Under the direction of George Legrady, professor of digital media in the Media Arts & Technology (MAT) graduate program at UCSB, the ExpVisLab is dedicated to research in visual and spatial data visualization and optical-computational processes. The work is based on an interdisciplinary approach that combines methodologies from the arts and engineering.
The Robert W. Deutsch Foundation, a private philanthropic organization that supports technology-related programs through strategic partnerships with public universities, awarded $200,000 to the ExpVisLab and UCSB's Allosphere, a cutting edge facility for data and scientific visualization, directed by JoAnn Kuchera-Morin, MAT professor and director of the campus's Allosphere.
The $124,000 grant from the National Science Foundation will help fund experimental research to study the analysis of complex images. This project consists of a distributed system of three robotically-mobile cameras, collectively analyzing a subject to create an optimally synthesized view of it.

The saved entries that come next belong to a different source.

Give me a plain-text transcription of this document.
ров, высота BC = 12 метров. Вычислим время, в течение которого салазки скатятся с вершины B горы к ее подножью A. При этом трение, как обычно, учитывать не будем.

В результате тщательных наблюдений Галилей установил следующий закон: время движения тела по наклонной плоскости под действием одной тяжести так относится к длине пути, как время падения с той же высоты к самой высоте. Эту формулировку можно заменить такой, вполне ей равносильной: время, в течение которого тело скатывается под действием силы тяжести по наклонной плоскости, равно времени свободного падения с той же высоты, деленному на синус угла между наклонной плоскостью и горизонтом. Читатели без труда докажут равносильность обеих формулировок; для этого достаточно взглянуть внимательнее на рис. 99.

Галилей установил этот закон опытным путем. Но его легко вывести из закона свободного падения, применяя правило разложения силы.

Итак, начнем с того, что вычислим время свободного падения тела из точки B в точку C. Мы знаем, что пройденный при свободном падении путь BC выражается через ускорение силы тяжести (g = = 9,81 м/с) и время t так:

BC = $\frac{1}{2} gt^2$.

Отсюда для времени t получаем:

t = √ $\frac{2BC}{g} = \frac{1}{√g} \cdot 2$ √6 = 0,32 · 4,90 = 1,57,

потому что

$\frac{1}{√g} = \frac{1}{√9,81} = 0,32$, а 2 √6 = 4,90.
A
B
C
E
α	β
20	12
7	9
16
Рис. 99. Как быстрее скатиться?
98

Both the ExpVisLab and the Allosphere, which is located in the California Nanotechnology Institute at UCSB, are part of the MAT graduate program.
Legrady described the critical contributions that such an interdisciplinary approach can bring to the fields of data visualization and computational photography. "In both fields, engineers develop the computational and physics fundamentals, whereas the visual experts bring methodologies from aesthetics and cultural analysis to study the communication potentials and operations at the reception level," he said. "Experiments through implementation and software/hardware prototype design may potentially contribute feedback to advance engineering and lead to innovation in the arts."
Before transitioning to interactive multimedia in the early 1990's, Legrady focused his research analysis of the visual language of the photographic image. "Optical systems still proceed on the basis that the photographic image is neutral in its representation of the world, and this funding will allow to dig deeper and identify how contemporary imaging systems are reformulating how the culture at large, and scientists in the lab, internalize such images," he said.
Legrady acknowledged the great opportunities the two grants offer in advancing the interdisciplinary approach the MAT program has fostered during the past decade, integrating the knowledge bases of the arts and engineering. MAT faculty members represent a broad range of expertise that includes computer science, signal processing and multimedia engineering, electronic music, architecture, and digital arts.
† George Legrady (second from right) in the Experimental Visualization Lab with graduate students (back row, l-r) Marco Pinter, Qian Liu, and Danny Bazo; and (front row, l-r) Karl Yerkes and Yuan-Yi Fan.